Un autre avantage est de mettre en avant des produits sains que les gens pourraient autrement ignorer. Il est facile de passer devant des fruits et légumes méconnus sans leur donner leur chance, mais après avoir fait l’effort de les planter et de les cultiver, on est bien plus susceptible de les goûter. «Les enfants sont plus enclins à manger les fruits et légumes qu’ils ont cultivés et avec lesquels ils ont interagi,» affirme la diététicienne.

Un autre volet du programme consiste à mettre en avant les producteurs locaux et à encourager les interactions de la communauté avec eux. «Je travaille à l’élaboration d’une carte des producteurs, indiquant où se procurer des produits au sein de la communauté. Il y a un producteur local dans ma rue dont je ne soupçonnais même pas l’existence,» explique Mme Buckley, soulignant que les habitants ignorent souvent qu’ils peuvent aller s’approvisionner directement chez certains producteurs.

Même si le jardin pourrait se résumer à un programme strictement saisonnier, Mme Buckley assure qu’il alimente de nombreuses autres opportunités d’apprentissage tout au long de l’année. «Oui, nous avons une saison de culture, mais de nombreuses activités, comme la mise en conserve et l’apprentissage de la déshydratation de différentes herbes, seront intégrées au programme d’hiver. Par exemple, nous organisons «Venez cuisiner avec nous», une activité ouverte à tous, où nous cuisinons tous ensemble en utilisant les ingrédients du potager,» décrit-elle, en soulignant que «nous devons bien manger toute l’année!»

Ce projet intègre aussi d’autres programmes du Centre de santé communautaire. Mme Buckley attire l’attention sur l’épouvantail qui se dresse près de leurs bacs de jardinage, créé par les membres du programme de la Société d’Alzheimer. «[Les participants] avaient remarqué que des corbeaux venaient manger le maïs. Ils se sont donc réunis et ont fabriqué ce magnifique épouvantail pour nous. Ils ont également intégré les bienfaits du potager dans leur propre programme. Ils cultivent des soucis, qui sont parfaits pour lutter contre les nuisibles et constituent d’excellentes plantes compagnes,» explique-t-elle.

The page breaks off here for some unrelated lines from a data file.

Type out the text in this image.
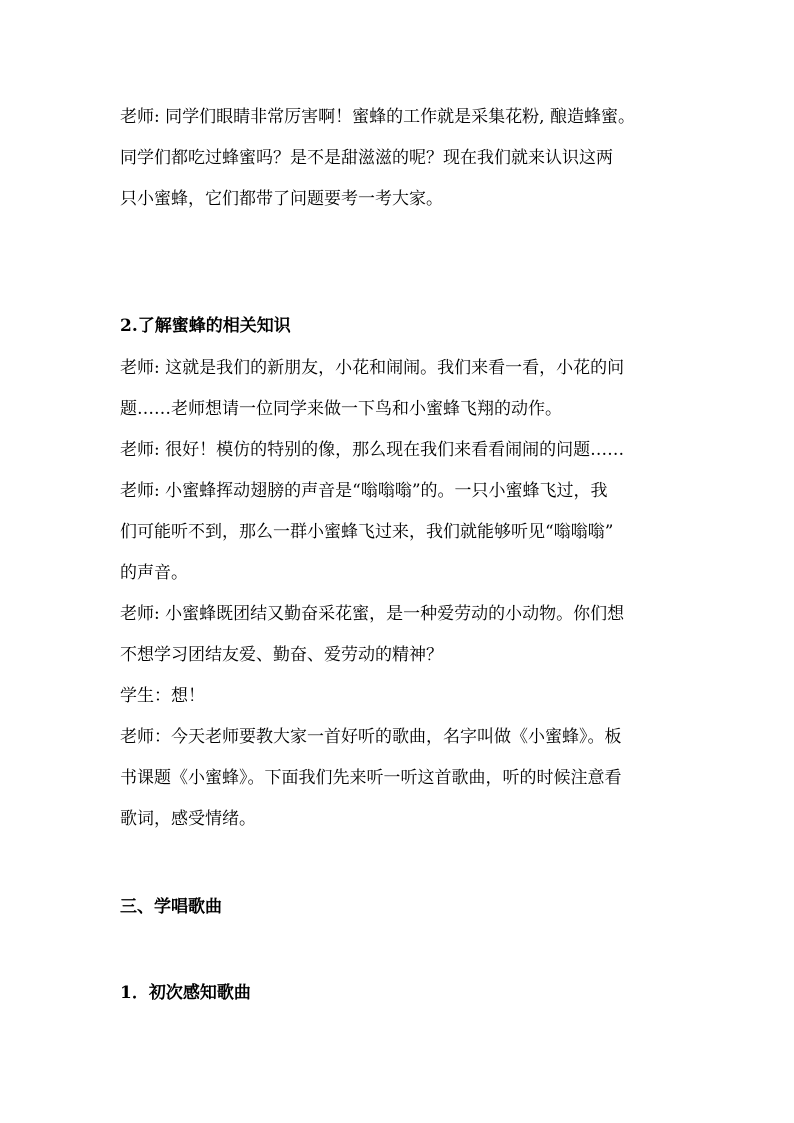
老师: 同学们眼睛非常厉害啊！蜜蜂的工作就是采集花粉, 酿造蜂蜜。

同学们都吃过蜂蜜吗？是不是甜滋滋的呢？现在我们就来认识这两

只小蜜蜂，它们都带了问题要考一考大家。

2.了解蜜蜂的相关知识

老师: 这就是我们的新朋友，小花和闹闹。我们来看一看，小花的问

题……老师想请一位同学来做一下鸟和小蜜蜂飞翔的动作。

老师: 很好！模仿的特别的像，那么现在我们来看看闹闹的问题……

老师: 小蜜蜂挥动翅膀的声音是“嗡嗡嗡”的。一只小蜜蜂飞过，我

们可能听不到，那么一群小蜜蜂飞过来，我们就能够听见“嗡嗡嗡”

的声音。

老师: 小蜜蜂既团结又勤奋采花蜜，是一种爱劳动的小动物。你们想

不想学习团结友爱、勤奋、爱劳动的精神？

学生：想！

老师：今天老师要教大家一首好听的歌曲，名字叫做《小蜜蜂》。板

书课题《小蜜蜂》。下面我们先来听一听这首歌曲，听的时候注意看

歌词，感受情绪。

三、学唱歌曲

1．初次感知歌曲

Quant à l’avenir du jardin communautaire, Mme Buckley est enchantée de voir son évolution rapide. Récemment, le programme a reçu des subventions locales, permettant d’ajouter plus de bacs de jardinage au centre, d’étendre à Lavigne et de prévoir une nouvelle expansion à River Valley. Mme Buckley prévoit ajouter des bacs de jardinage «moins hauts pour que les enfants et davantage de jeunes puissent participer.»

À plus court terme, une «garden-party» sera organisée dans le cadre d’une exposition artistique en plein air, un projet dirigé par l’artiste locale Jessica Somers avec les participants de ses camps de jeunes. «Ils réalisent des fresques sur tous les bacs, qui représenteront différents enseignements autochtones. Cela aura lieu la première semaine d’août,» précise Mme Buckley.